Prior to the fourteenth series airing, the BBC announced that Not Going Out had been renewed for a 6x30 minute fifteenth series set to air in 2026, which has been confirmed to start on 23 September 2026 . Series 15 will also see the show celebrate its 20th anniversary.

==Home media==
The series has been released on DVD. Although filmed and broadcast in HD, no Blu-rays have been released to date. All episodes up to the end of Series 4 feature different video post-production to the broadcast versions, giving them a US-style 'filmlook' effect, however this was dropped from the Series 5 DVD onwards. The episodes Movie and Drunk are slightly extended for DVD, featuring shots and lines cut or censored for their original BBC One transmission. Some music tracks are replaced by soundalikes for release.

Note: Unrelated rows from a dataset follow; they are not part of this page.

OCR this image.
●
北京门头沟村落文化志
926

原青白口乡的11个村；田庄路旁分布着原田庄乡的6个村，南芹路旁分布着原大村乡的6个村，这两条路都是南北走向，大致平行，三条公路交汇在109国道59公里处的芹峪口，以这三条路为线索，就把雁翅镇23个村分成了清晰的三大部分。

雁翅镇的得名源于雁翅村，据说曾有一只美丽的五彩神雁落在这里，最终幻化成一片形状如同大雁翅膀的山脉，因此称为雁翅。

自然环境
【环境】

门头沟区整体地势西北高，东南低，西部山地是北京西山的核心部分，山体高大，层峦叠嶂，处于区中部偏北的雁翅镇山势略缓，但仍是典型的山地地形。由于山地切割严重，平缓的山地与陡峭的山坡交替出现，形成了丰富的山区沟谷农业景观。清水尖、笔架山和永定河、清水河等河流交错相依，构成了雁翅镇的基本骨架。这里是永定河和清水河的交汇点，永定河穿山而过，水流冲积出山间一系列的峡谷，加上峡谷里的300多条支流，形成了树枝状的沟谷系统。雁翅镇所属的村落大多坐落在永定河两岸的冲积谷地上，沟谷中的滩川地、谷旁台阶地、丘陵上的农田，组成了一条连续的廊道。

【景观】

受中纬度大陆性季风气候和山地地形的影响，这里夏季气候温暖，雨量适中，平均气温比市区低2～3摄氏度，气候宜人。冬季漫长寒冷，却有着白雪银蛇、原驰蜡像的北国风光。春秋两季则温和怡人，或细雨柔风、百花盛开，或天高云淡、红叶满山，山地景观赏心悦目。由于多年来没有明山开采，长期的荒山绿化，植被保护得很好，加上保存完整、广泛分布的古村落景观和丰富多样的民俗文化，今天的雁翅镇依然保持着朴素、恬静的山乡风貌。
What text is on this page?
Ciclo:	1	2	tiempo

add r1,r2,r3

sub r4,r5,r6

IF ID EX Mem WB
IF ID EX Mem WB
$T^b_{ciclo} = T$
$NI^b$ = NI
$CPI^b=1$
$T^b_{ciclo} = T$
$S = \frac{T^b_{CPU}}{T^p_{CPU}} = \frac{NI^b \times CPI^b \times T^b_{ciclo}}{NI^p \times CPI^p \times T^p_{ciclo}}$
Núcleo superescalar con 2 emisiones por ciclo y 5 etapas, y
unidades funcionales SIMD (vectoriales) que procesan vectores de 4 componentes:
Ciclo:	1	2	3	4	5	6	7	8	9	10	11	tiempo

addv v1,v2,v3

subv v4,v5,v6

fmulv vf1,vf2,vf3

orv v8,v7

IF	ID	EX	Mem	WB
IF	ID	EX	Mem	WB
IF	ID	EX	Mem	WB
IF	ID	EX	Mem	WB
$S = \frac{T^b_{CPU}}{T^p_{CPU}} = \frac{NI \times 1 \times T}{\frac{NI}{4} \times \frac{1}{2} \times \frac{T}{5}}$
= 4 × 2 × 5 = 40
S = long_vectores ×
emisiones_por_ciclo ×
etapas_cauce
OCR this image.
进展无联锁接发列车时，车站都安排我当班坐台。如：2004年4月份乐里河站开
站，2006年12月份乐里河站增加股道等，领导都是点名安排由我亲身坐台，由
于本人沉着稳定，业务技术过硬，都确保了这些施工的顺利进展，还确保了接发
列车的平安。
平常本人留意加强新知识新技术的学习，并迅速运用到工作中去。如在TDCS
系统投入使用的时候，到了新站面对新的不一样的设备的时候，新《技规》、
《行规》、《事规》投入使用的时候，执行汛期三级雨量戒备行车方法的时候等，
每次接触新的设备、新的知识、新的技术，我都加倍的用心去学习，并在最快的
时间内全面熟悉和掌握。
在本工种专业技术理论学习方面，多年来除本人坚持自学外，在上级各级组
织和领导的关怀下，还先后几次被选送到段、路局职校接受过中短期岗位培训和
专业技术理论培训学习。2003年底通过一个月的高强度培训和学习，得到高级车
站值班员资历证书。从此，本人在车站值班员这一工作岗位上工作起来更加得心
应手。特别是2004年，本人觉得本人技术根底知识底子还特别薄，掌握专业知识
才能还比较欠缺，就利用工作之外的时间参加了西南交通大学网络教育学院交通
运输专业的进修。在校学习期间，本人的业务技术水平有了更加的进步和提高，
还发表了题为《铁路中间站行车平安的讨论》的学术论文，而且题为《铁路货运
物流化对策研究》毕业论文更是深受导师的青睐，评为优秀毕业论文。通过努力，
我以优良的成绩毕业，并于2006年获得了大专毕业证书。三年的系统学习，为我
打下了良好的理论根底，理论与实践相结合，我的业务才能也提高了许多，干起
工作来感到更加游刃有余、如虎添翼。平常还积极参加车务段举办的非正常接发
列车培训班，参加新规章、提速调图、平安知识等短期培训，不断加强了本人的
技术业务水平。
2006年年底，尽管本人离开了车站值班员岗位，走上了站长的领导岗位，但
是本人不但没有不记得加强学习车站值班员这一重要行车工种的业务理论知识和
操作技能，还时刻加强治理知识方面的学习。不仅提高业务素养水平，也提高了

| Title | Release date |  | Special features |
| Region 2 | Region 4 |
| Not Going Out: Series One | 22 October 2007 | 13 May 2009 | Audio commentary on episodes 1–3 by Lee Mack & producer/director Alex Hardcastle Making Of documentary (including Lee and Tim interviewed on set, exclusive behind the scenes footage of Series Two, and clips from Series One, the pilot and The Sketch Show) (18 mins) Photo gallery |
| Not Going Out: Series Two | 2 February 2009 | 9 December 2009 | Audio commentaries on episodes 1, 4 & 6 Behind the scenes documentary (20 mins) |
| Not Going Out 3 | 27 September 2010 | 4 May 2011 | Not Going Out On Location documentary (35 minutes) |
| Not Going Out 4 | 14 February 2011 | —N/a | Not Going Right – The Out-Takes (35 minutes of bloopers from series 1–4) |
| Not Going Out 5 | 21 May 2012 | —N/a | Not Going Right – The Out-Takes (25 minutes of bloopers from series 5) |
| Not Going Out 6 | 17 November 2014 | —N/a | Not Going Right – The Out-Takes (bloopers from series 6) |
| Not Going Out 7 | 1 June 2015 | —N/a | Behind the Scenes: A Day in the Life of Not Going Out |
Additional sets
| Not Going Out: Series One & Series Two | 2 February 2009 | —N/a | See individual releases |
| Not Going Out: Series One, Two & Three | 27 September 2010 | —N/a | See individual releases |
| Not Going Out: Series One, Two, Three & Four | 14 November 2011 | —N/a | See individual releases |
| Not Going Out: Series One, Two, Three, Four & Five | 21 May 2012 | —N/a | See individual releases |
| Not Going Out: The Christmas Specials | 1 December 2014 | —N/a | No special features Episodes: Murder at Christmas; Absent Father Christmas; The House; |
| Not Going Out: The Complete Series 1–7 | 1 June 2015 | —N/a | See individual releases |
| Not Going Out: The Complete Series 1–7 (HMV Exclusive) | 22 January 2018 | —N/a | See individual releases |

- Not Going Out 6 does not include the 2013 Christmas Special, "The House". It is however included on The Christmas Specials and The Complete Series 1–7.